Audiard avait annoncé être inspiré par Help !, le film de Richard Lester, et le moins que l’on puisse dire, c’est que l’esprit pop est très présent dans Faut pas prendre les enfants du bon Dieu pour des canards sauvages. Dans la droite ligne de Ne nous fâchons pas qui affichait déjà cette influence, le premier film du dialoguiste adopte une esthétique résolument colorée, avec une photographie particulièrement tranchée signée Georges Barsky. Le film s’ouvre sur un générique animé et décalé qui n’est pas sans évoquer ce que feront plus tard les Monty Pythons, et Audiard utilisera par la suite plusieurs autres incrustations d’images animées dans le film. Faut pas prendre les enfants du bon Dieu pour des canards sauvages fourmille d’autres idées : le détournement de publicité - pour le compteur bleu, lancé en 1963 -, un faux micro-trottoir, une parodie des comédies musicales de Jacques Demy lors de la rencontre entre Rita et Tiburce, le neveu de Charles, ou la vitesse de défilement des images accélérée lorsque Charles fuit son appartement. Enfin, idée peut-être la plus audacieuse dans un film qui est initialement une comédie populaire, Audiard brise régulièrement le quatrième mur en demandant à ses interprètes de s’adresser directement à la caméra. Beaucoup d’inventivité donc, surtout pour une comédie, ce qui pourrait, en poussant un peu le bouchon, nous faire rattacher le premier film de Michel Audiard au cinéma moderne, sinon à la Nouvelle Vague, par ses audaces de montage image et son et ses digressions récurrentes. En tout cas, Faut pas prendre les enfants du bon Dieu pour des canards sauvages montre une rupture nette par rapport aux films que dialogue habituellement Audiard, et nous comprenons bien sa volonté de mettre en scène lui-même : sa vision du cinéma est plutôt originale dans le paysage du cinéma français.

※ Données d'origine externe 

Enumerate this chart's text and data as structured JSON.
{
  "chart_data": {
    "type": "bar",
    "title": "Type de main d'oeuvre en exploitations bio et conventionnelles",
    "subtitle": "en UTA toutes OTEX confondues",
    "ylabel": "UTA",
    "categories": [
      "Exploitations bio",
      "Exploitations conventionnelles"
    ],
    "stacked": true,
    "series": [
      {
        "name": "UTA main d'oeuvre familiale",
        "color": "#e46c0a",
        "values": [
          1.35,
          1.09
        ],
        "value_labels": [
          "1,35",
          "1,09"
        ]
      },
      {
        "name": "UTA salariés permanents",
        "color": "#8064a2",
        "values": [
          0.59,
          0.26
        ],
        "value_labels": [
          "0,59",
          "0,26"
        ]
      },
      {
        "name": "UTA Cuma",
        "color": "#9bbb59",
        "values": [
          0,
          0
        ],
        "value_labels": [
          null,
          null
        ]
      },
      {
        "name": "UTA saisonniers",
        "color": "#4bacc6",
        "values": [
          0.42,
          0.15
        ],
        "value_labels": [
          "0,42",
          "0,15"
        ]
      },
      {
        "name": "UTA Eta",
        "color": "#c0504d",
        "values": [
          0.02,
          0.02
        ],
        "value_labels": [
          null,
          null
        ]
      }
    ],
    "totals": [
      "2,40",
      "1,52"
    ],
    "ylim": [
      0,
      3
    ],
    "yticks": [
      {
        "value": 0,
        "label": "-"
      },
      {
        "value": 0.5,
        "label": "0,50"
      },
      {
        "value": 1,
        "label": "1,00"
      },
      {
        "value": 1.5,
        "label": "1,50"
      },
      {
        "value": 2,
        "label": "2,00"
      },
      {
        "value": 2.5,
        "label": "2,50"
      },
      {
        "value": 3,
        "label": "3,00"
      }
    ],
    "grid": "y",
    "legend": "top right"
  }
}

S’il est inventif, le cinéaste débutant n’est par contre pas le plus grand des techniciens. Une lacune assumée : la technique l’intéresse peu, ce qu’il aime ce sont les acteurs, les dialogues et la mise en images. En conséquence, de nombreux faux raccords émaillent le film, qui souffre également, dans sa deuxième partie, d’un léger coup de mou. Rien de grave toutefois, car la fantaisie imaginée par Michel Audiard reste globalement convaincante, notamment grâce à une galerie de personnages mémorables. Celui de Rita, belle ingénue qui révèle littéralement le talent de Marlène Jobert, celui de Léontine, qui offre à Françoise Rosay un dernier rôle formidable, et enfin celui de Charles, interprété par l’inénarrable Bernard Blier, définitivement le meilleur des acteurs pour dire le texte d’Audiard. Dans Faut pas prendre les enfants du bon Dieu pour des canards sauvages, les répliques mémorables fusent, avec moins d’argot que dans La Métamorphose des cloportes par exemple, mais un sens de la formule qui fait mouche à chaque fois. Le film s’apparente à un jeu cinématographique, sans prétention sociale ni politique, sinon de se moquer un peu des hippies comme des pseudos gros durs du gangstérisme ou de l'Art moderne. Audiard filme uniquement pour le plaisir de s'amuser avec les images, les mots et le son et réussit son coup, nous amusant follement avec lui.


Sorti en salles le 6 septembre 1968, Faut pas prendre les enfants du bon Dieu pour des canards sauvages reçoit un accueil public plutôt tiède, mais la carrière du film va recevoir un coup de pouce inattendu. Lors d’une conférence de presse, le Général de Gaulle cite le titre du film. Un des plus beaux coups de communication - involontaires - de l’histoire du cinéma. La semaine suivante, les entrées triplent et le film va connaitre un beau succès, dépassant les deux millions d’entrées. Une réussite légitime, tant il s’agit indéniablement de l’un des films les plus inventifs d’Audiard cinéaste, tant d’un point de vue visuel que narratif. Seul Elle boit pas, elle fume pas, elle drague pas, mais... elle cause ! sera une réussite artistique et publique comparable, les autres films signés Audiard marqueront un manque d’inspiration qui mettra un terme à sa carrière de metteur en scène en 1974 après Bons baisers... à lundi.